“The biggest challenge in the twenty-first century is to ensure active and not only symbolic women’s participation in drafting and implementing legislation,” says Jordanian Minister of Justice Salah Bashir. He spoke at the recent Women and the Law conference in Amman, Jordan -- part of the Middle East Partnership Initiative created by the U.S. to promote democratic reform in the Middle East.
Fern Smith is a U.S. judge from California who has worked in the Middle East to expand the rule of law. She says, “While every society is different. . .basic human rights should be transferable.” Equal treatment under the law; freedom of religion; freedom of speech and press; and the right of both men and women to vote are all critical.
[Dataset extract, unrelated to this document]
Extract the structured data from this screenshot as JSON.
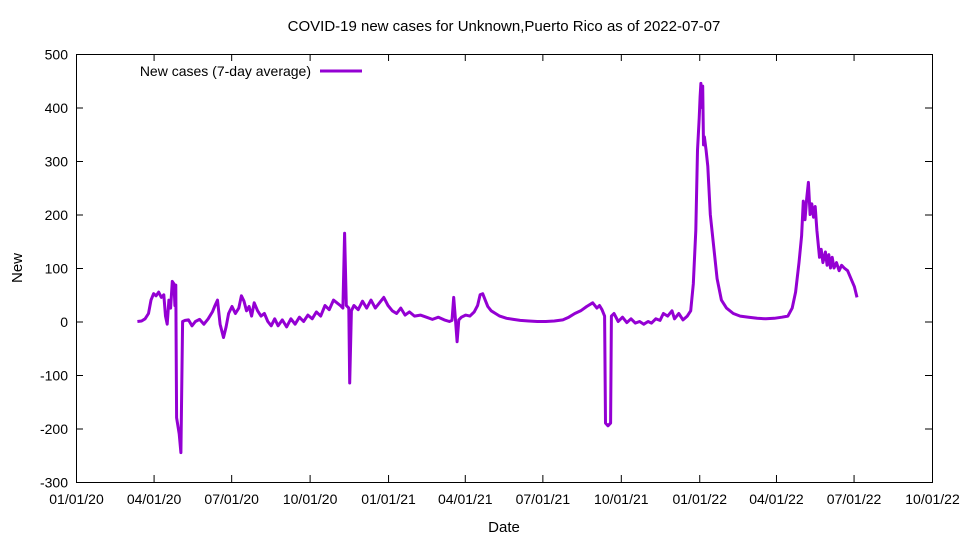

Those fundamental rights may at times conflict with certain interpretations of Islamic law, or Sharia. But some Arab countries, like Morocco, are adopting interpretations of religious law that expand the rights of women. As a result, in 2003, Moroccan women were given the right to apply for divorce and to receive equal shares of inheritance. Moreover, the marriage age for girls was raised from fifteen to eighteen.
Cherie Booth-Blair, wife of British Prime Minister Tony Blair, told conference participants in Amman that the struggle for Arab women’s rights is part of the larger struggle for human rights throughout the Middle East. “It remains vitally important that women. . .acquire the power to think and act freely, exercise choice, and fulfill their potential as full and equal members of society.”
In the Middle East, as elsewhere, it will be possible to measure advances toward democracy, the state of law, and modernity, as Moroccan women’s activist Amina Lemrini has said, “by looking at how much is put into practice in terms of meaningful benefits for women.”